Steve Hackett arriva a Torino il 29 marzo, Teatro Colosseo, e il sold out è scontato.
La musica dei Genesis continua ad entusiasmare gli uomini antichi e i loro figli,
magari anche i nipoti, e una sommaria indagine visual anagrafica del pubblico
presente conforta il mio pensiero.
Per chi volesse godere di quelle
atmosfere magiche in modo diretto le brave tribute band non mancano, ensemble
capaci di riportare indietro di mezzo secolo le lancette dell’orologio con
proposte fedelissime rispetto alle origini, ma per il marchio di fabbrica esiste
ormai una sola possibilità, quella di ascoltare e vedere Hackett con la sua consolidata
band.
Un concerto del genere non lo si
può giudicare spaccandolo in due, ovvero analizzando la musica targata Genesis -
cospicua parte di serata, quella per cui era lì la massa -, e la discografia
solista del chitarrista, trame meno conosciute, alcune appena rilasciate,
atmosfere a cui occorre prendere le misure.
Mi ritengo fortunato nell’aver
provato veri brividi all’arrivo del cantato “Play me my song” (The Musical
Box) - anche se la voce di Nad Sylvan è lontana dalla timbrica di Gabriel -, e
credo che certi dettagli, da soli, diano significato alla presenza in una sera di mezza settimana, magari a 150 chilometri da casa.
La band si propone con Roger King alla tastiere, Gary O’Toole alle percussioni e voce, Rob Townsend ai fiati e percussioni, Nick Beggs al basso e il già citato Nad Sylvan alla voce, che entrerà in
gioco in ritardo rispetto al resto della band.
Hackett giustifica il nome del
tour - Steve Hackett Genesis Revisited with Classic Hackett 2017 -miscelando
le carte, come è visibile dalla scaletta a seguire, trovata in rete:
Setlist
Every
Day
El
Nino
The Steppes
In The Skeleton Gallery
Behind The Smoke
Serpentine Song
Rise Again
Shadow Of The Hierophant
Eleventh Earl Of Mar
One For The Vine
Horizons
Blood On The Rooftops
... In The Quiet Earth
Afterglow
Dance On A Volcano
Inside And Out
Firth Of Fifth
The Musical Box
Il bis
Slogans
Los Endos
Se è vero che il side Genesis è quello che più mi ha entusiasmato,
è altrettanto vero che ho trovato interessanti gli atti del solo Steve, con la
ricerca di una strada nuova, distaccata dal brand con cui Hackett è marchiato a
fuoco; la qualità di chi lo circonda incide notevolmente, con una sezione
ritmica potente ed elegante - impazzisco per l’impugnatura di O’Toole, poco
usata dai batteristi rock -, con diverse concessioni allo spettacolo, soprattutto
di Beggs.

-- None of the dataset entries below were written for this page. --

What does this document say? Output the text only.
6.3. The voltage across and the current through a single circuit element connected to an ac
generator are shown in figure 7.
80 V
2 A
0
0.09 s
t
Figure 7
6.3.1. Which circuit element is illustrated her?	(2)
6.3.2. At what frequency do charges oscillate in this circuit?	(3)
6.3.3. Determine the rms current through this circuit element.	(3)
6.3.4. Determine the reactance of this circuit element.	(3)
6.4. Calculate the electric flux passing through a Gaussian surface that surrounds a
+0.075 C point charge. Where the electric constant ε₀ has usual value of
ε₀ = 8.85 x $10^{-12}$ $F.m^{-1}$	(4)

Molto incisivo il gioco musicale di Townsend che riesce a
caratterizzare parti precise del set, mentre concede poco alla platea un musicista
fantastico come King, uno che preferisce la concentrazione alla dinamicità da
palco. Sylvan ha una voce particolarmente adatta al genere e non tenta di scimmiottare
i suoi predecessori: i suoi duetti col drummer mi sono apparsi riusciti.
Steve è sempre Steve, molto più spigliato di un tempo, più
propenso al contatto col pubblico e al dialogo con sfumature in italiano. La
sua abilità di chitarrista e la sua verve creativa sembrano ancora evolvere, e
va sottolineato che la sua azione non è solo rivolta ad una mera riproposizione del
passato, ma tende verso nuovi percorsi e obiettivi, passando per i live
infiniti e per nuovi album, nel tempo in cui i grandi del passato hanno pressoché
cancellato la presenza discografica, almeno dal punto di vista degli inediti.

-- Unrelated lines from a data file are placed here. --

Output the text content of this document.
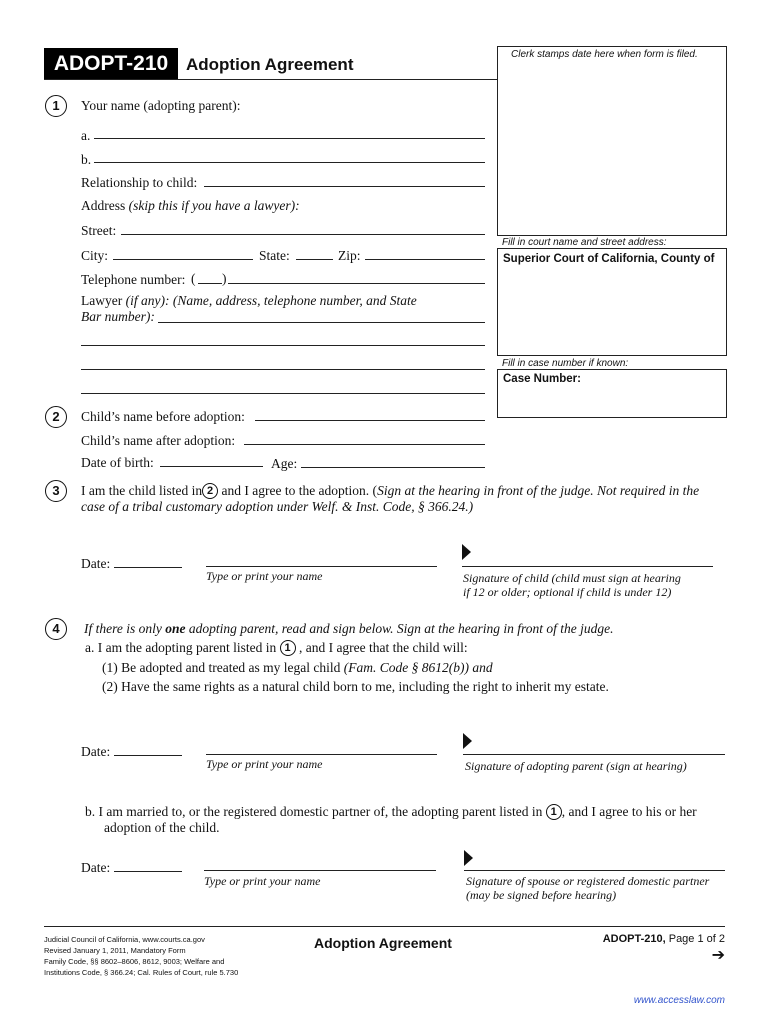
ADOPT-210	Adoption Agreement
Clerk stamps date here when form is filed.
Fill in court name and street address:
Superior Court of California, County of
Fill in case number if known:
Case Number:
1	Your name (adopting parent):
a.
b.
Relationship to child:
Address (skip this if you have a lawyer):
Street:
City:	State:	Zip:
Telephone number: ( )
Lawyer (if any): (Name, address, telephone number, and State
Bar number):
2	Child’s name before adoption:
Child’s name after adoption:
Date of birth:	Age:
3	I am the child listed in 2 and I agree to the adoption. (Sign at the hearing in front of the judge. Not required in the
case of a tribal customary adoption under Welf. & Inst. Code, § 366.24.)
Date:
Type or print your name	Signature of child (child must sign at hearing
if 12 or older; optional if child is under 12)
4	If there is only one adopting parent, read and sign below. Sign at the hearing in front of the judge.
a. I am the adopting parent listed in 1 , and I agree that the child will:
(1) Be adopted and treated as my legal child (Fam. Code § 8612(b)) and
(2) Have the same rights as a natural child born to me, including the right to inherit my estate.
Date:
Type or print your name	Signature of adopting parent (sign at hearing)
b. I am married to, or the registered domestic partner of, the adopting parent listed in 1 , and I agree to his or her
adoption of the child.
Date:
Type or print your name	Signature of spouse or registered domestic partner
(may be signed before hearing)
Judicial Council of California, www.courts.ca.gov
Revised January 1, 2011, Mandatory Form
Family Code, §§ 8602–8606, 8612, 9003; Welfare and
Institutions Code, § 366.24; Cal. Rules of Court, rule 5.730
Adoption Agreement	ADOPT-210, Page 1 of 2
➔
www.accesslaw.com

Ho provato a registrare parte di ciò che ho visto, anche se la
notevole distanza ha condizionato la registrazione, ma il ricordo resta…
E quando arriva l’immancabile Firth Of Fifth mi
ritorna in mente un giorno preciso della mia adolescenza, ancora a Torino, serata
in cui i Genesis proposero Selling
England By The Poud: un momento da lacrime… di felicità!